Oft trifft es Vögel, dann wieder Fische und manchmal auch Krabben. Dass aber selbst eines der gefährlichsten Raubtiere der Erde nicht vor einem urplötzlich auftretenden Massensterben gefeit ist, zeigt ein Blick nach Südafrika.
170 Tote Krokodile
Dort sind es die bis zu sechs Meter langen Nilkrokodile, die Wissenschaftlern wie Danie Pienaar im Kruger-Nationalpark (KNP) und seiner Umgebung große Sorgen machen. Innerhalb von wenigen Monaten wurden dort im Jahr 2008 über 170 Kadaver bei Exkursionen und Helikopterrundflügen an den Flüssen Olifants und Letaba entdeckt. Bei rund 1.000 Tieren Gesamtbestand ein ernstes Problem. Zumal die Dunkelziffer laut Pienaar ziemlich hoch ist. Da Krokodile zum Kannibalismus neigen, könnten viele verendete Tiere bereits von Artgenossen verspeist worden sein, bevor die Forscher und Wildhüter sie zu Gesicht bekommen haben.
Ursache Pansteatitis
Die Ursache für das Krokodilsterben war schnell gefunden. „Es ist Pansteatitis, eine Entzündung des Fettgewebes. Sie entsteht, weil der Körper seinen Vorrat an Antioxidantien wie Vitamin A und E aufgebraucht hat und sich selbst angreift. Das Körperfett verhärtet und wird gelb, die Tiere sterben“, berichtet der Cheftierarzt des KNP, Markus Hofmeyr in der „Welt“.

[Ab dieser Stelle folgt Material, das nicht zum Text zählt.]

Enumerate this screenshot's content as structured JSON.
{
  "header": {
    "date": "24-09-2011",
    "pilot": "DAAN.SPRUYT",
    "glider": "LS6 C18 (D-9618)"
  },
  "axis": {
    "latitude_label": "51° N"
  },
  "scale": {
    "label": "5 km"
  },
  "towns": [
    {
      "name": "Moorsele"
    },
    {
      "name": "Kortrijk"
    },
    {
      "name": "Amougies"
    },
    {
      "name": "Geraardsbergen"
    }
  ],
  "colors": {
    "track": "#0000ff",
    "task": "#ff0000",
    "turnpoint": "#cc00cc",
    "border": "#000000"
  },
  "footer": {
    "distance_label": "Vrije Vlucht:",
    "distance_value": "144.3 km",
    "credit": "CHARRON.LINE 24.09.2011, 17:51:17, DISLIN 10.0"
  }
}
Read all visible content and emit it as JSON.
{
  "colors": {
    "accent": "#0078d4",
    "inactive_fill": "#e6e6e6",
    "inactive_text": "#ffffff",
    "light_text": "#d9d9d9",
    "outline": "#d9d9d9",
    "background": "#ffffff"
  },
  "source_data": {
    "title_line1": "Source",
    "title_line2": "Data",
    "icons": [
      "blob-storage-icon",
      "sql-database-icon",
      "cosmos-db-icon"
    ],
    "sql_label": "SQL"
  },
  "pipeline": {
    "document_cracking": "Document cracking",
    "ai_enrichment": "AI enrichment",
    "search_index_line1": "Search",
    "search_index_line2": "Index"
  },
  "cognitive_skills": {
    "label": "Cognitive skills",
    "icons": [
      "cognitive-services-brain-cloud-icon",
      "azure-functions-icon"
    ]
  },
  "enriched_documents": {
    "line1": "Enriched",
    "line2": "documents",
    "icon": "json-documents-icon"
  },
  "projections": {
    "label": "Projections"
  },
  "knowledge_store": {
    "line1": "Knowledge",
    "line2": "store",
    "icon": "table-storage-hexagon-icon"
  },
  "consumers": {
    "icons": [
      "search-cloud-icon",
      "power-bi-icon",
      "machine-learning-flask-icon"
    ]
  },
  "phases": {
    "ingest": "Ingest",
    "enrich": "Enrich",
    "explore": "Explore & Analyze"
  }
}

Zu der Erkrankung kann es beispielsweise kommen, wenn Krokodile verrotteten oder ranzigen Fisch fressen. Doch ein größeres Fischsterben hatte es in den Flüssen Olifants und Letaba zuvor nicht gegeben. Ein eilig zusammen gerufenes Expertenteam zudem neben den KNP-Mitarbeitern auch Professor Henk Bowman von der North-West Universität und der Krokodilexperte Fritz Huchzermeyer von der International Union for Conservation of Nature and Natural Resources (IUCN) gehörten, stand, was den Ursprung der Krankheit betrifft, zunächst vor einem Rätsel.
Kadaver werden verbrannt
Mittlerweile gibt es jedoch zumindest eine Vorstellung, wie sich die Infektion so schnell verbreitet haben könnte. Die Wissenschaftler vermuten, dass sich gesunde Krokodile durch ihren Hang zum Kannibalismus angesteckt haben. „Sie infizieren sich durch das Fressen befallenen Fettes und anderer Gewebe und tragen so zur Verbreitung der Krankheit bei“, erklärte Pienaar im August 2008. „Um diesen Kreislauf zu durchbrechen, haben wir beschlossen, alle entdeckten Kadaver aus den Flüssen zu entfernen zu verbrennen.“
Das Team nahm damals zudem bei in freier Natur lebenden Krokodilen Blut- und Gewebeproben und entließ sie danach mit Plastikmarkern versehen wieder in die Freiheit. Ergebnis der anschließenden Analysen: bei sieben von elf gefangenen Tieren wurden bereits veränderte Fette entdeckt. Dies deutete auf eine hohe Infektionsrate der Nilkrokodile im Kruger-Nationalpark hin – und ließ in den nächsten Jahren zahlreiche weitere Todesfälle befürchten.
Gefährliche Umweltverschmutzung?
Und in der Tat bestätigten sich die Vermutungen der Wissenschaftler. Denn auch im Jahr 2009 wurden zahlreiche tote und kranke Krokodile in der Region entdeckt. Pienaar geht mittlerweile davon aus, dass es von nun an jedes Jahr im Olifants Fluss ein Krokodilsterben geben wird. Und das solange, bis die Nilkrokodile in der Region ausgestorben sind.
Laut dem KNP deutet zudem vieles darauf hin, dass der Tod all dieser Krokodile ein Symptom der ernsten und wachsenden Umweltprobleme im Flusssystem des Olifants ist – die Einleitung von gefährlichen Bergbauabwässern oder die Verseuchung mit Pestiziden aus der Landwirtschaft inklusive.